Андрей Бондаренко - Ремарк и миражи
— Почему же — с долей? — слегка обиделась Инни. — Конечно, заигрывают. Причём, откровенно и однозначно. Ты же у меня — красавчик писанный. Вылитый Роберт Локамп из «Трёх товарищей».
— Да, ладно тебе.
— Ничего и не ладно. Красавчик. Я сказала…
Они спустились в душное аргентинское метро, не без труда втиснулись в давно-некрашеный вагон и проехали несколько станций. Потом — по противно-дребезжавшему эскалатору — поднялись наверх.
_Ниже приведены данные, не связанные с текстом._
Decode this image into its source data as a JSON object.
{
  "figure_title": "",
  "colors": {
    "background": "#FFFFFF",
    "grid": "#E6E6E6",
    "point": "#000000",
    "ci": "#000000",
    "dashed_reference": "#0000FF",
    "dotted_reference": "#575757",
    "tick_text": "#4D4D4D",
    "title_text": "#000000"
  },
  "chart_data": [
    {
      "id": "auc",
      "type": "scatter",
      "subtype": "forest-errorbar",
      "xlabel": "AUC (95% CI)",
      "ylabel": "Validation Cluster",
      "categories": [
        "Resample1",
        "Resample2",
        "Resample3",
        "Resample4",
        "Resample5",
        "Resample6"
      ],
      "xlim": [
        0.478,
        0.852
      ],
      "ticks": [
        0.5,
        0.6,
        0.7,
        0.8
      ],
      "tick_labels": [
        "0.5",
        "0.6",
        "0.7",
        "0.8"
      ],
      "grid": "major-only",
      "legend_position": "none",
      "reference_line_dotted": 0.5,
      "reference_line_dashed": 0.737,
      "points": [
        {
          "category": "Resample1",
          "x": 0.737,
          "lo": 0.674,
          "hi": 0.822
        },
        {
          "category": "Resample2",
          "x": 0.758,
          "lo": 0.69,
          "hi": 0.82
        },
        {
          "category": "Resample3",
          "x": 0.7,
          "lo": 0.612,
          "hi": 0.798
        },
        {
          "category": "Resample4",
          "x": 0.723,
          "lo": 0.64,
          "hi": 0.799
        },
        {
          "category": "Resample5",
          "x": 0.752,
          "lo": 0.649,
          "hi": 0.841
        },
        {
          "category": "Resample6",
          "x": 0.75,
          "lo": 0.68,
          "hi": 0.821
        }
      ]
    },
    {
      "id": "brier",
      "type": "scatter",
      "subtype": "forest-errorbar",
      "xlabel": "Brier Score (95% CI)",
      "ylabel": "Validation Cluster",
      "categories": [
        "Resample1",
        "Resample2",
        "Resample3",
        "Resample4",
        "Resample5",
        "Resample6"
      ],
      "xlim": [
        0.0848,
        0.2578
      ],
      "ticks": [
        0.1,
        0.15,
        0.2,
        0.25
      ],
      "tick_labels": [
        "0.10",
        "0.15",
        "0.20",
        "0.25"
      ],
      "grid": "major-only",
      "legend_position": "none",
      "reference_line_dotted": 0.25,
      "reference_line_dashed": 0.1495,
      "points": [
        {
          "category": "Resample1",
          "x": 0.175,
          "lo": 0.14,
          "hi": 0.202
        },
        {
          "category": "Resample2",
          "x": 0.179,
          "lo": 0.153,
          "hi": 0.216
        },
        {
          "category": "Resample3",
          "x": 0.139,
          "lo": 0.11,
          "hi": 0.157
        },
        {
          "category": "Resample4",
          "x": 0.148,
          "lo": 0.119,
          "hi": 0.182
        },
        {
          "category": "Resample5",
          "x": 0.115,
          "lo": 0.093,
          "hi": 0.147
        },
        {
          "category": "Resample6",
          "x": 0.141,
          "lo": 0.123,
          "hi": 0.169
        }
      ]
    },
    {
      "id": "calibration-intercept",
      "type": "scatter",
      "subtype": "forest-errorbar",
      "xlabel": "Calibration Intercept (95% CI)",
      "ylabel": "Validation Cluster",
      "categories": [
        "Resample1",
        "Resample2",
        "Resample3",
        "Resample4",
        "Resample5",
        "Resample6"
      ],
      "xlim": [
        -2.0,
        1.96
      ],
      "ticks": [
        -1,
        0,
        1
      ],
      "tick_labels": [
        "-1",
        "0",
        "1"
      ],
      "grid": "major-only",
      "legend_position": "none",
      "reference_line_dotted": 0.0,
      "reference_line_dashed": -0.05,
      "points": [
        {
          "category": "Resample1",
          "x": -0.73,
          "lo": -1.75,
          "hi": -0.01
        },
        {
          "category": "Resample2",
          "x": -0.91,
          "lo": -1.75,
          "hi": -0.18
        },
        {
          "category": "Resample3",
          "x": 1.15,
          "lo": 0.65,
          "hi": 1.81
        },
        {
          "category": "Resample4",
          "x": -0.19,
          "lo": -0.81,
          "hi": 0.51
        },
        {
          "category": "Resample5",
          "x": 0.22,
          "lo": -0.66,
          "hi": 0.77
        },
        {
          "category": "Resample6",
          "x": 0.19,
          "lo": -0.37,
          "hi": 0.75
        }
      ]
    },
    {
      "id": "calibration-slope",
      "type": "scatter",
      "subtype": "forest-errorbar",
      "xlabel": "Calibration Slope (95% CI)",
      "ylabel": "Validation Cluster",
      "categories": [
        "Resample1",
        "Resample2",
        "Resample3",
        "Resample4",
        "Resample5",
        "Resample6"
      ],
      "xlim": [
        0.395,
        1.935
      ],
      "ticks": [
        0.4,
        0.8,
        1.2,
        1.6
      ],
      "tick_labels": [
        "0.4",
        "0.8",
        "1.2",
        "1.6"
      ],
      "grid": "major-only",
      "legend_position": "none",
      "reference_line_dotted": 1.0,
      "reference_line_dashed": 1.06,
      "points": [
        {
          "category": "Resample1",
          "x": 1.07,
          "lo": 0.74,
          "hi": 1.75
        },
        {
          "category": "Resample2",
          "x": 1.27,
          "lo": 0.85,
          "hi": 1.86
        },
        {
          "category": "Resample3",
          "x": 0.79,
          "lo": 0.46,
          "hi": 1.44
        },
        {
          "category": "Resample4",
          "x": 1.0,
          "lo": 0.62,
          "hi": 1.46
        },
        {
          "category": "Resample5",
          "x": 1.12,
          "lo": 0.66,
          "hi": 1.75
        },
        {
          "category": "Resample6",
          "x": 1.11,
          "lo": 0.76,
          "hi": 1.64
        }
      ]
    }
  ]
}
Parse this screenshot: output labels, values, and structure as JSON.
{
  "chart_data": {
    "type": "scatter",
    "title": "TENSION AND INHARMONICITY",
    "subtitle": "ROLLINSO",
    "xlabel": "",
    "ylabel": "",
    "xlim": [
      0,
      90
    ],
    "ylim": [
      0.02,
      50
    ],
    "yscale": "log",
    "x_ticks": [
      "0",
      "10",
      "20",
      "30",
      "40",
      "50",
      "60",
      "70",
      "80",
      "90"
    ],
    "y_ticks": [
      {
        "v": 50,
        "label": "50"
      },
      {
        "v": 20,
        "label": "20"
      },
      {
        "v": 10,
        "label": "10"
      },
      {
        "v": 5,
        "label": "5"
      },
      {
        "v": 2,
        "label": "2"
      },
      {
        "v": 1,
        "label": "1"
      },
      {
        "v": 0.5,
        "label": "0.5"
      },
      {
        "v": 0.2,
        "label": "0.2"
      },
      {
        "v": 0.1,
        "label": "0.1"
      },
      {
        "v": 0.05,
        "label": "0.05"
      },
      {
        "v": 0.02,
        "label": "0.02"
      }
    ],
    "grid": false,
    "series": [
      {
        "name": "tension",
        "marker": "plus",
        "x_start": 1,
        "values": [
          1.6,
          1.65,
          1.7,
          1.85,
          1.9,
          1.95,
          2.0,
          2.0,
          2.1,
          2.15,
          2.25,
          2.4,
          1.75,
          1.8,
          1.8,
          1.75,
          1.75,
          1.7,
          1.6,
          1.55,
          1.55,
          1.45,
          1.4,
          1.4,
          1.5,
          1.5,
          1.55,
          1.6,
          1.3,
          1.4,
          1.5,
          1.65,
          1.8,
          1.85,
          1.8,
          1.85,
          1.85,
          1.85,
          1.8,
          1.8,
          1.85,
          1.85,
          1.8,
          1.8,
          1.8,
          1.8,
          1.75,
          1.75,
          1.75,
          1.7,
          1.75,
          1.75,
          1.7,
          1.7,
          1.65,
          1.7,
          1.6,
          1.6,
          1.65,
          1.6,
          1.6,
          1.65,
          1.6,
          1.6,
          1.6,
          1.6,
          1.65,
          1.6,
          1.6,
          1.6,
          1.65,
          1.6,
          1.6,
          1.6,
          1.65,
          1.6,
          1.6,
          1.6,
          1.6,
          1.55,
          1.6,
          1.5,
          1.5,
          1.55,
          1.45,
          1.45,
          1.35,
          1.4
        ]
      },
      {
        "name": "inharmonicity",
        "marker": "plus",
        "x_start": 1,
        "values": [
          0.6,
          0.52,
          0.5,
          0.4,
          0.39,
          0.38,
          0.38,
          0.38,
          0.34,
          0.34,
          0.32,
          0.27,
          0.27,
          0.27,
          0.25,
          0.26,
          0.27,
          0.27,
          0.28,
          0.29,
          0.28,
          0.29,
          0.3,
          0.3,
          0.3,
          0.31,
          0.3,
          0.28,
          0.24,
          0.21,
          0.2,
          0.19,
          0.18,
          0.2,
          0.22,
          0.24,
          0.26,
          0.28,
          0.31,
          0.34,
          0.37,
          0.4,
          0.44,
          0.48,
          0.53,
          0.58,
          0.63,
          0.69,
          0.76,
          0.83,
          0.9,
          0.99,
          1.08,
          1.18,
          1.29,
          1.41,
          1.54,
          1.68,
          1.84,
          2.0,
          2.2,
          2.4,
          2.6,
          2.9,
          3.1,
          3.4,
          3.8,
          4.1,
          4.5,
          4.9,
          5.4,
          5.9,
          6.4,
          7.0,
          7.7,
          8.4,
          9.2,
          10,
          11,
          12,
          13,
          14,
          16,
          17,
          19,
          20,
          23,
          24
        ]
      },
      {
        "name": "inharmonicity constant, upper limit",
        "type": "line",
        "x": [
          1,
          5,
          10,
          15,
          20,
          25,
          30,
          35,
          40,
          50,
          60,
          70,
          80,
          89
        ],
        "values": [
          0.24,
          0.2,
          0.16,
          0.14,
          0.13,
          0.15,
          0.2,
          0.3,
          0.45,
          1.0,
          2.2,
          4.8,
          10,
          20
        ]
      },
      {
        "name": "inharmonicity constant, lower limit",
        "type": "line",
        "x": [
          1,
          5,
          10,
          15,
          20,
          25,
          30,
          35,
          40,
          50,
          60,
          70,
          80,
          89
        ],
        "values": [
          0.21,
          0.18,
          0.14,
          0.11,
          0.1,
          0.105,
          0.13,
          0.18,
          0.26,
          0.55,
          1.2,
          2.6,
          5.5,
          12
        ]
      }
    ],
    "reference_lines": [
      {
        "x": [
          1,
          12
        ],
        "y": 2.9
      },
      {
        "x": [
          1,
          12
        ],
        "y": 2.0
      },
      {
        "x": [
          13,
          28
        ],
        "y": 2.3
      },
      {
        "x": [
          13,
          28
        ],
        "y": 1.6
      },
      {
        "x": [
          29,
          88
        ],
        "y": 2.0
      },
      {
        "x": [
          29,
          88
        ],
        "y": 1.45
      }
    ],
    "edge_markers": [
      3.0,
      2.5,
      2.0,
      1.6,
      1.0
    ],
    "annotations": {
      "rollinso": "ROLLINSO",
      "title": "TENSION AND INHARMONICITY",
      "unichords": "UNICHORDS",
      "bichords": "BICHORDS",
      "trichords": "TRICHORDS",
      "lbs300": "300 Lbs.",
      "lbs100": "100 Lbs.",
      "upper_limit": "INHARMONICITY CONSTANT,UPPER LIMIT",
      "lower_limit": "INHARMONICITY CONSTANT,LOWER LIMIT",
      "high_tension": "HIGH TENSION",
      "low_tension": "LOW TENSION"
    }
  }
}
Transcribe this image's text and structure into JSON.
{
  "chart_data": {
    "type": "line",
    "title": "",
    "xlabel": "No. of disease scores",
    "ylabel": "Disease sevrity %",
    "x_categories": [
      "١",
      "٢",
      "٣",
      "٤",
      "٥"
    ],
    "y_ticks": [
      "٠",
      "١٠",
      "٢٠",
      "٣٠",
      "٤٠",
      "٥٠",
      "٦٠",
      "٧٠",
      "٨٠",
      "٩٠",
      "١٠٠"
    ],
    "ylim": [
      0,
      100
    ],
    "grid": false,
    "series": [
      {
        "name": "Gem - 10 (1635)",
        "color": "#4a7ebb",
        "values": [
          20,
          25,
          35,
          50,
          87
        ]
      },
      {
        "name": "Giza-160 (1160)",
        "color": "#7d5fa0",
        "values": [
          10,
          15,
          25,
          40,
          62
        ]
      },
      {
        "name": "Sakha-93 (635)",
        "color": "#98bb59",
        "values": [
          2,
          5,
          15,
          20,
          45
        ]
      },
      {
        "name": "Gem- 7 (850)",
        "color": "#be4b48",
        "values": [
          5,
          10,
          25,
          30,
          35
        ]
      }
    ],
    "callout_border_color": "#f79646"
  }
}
— Какие же в Буэнос-Айресе шикарные и неповторимые платаны, — оглядевшись по сторонам, восхитился Роберт. — Высоченные, разлапистые, с очень густой изумрудно-зелёной листвой. И растут, такое впечатление, везде и всюду.
— Это точно, — согласилась жена. — И что с очень густой листвой. И что их здесь избыточно много…. А ещё у местных платанов есть одна характерная и эксклюзивная особенность. В осеннем мае месяце их листья резко-резко меняют свой ярко-зелёный цвет на тёмно-бурый и нежно-лимонный, а после этого — буквально за считанные дни — облетают. Местные жители говорят, что Буэнос-Айрес — по поздней осени — это один такой сплошной и нескончаемый листопад. Интересно было бы посмотреть…
К остановке подкатил старенький тёмно-синий троллейбус, междверное пространство которого было украшено поясным портретом улыбающейся и белокурой Эвиты Перон.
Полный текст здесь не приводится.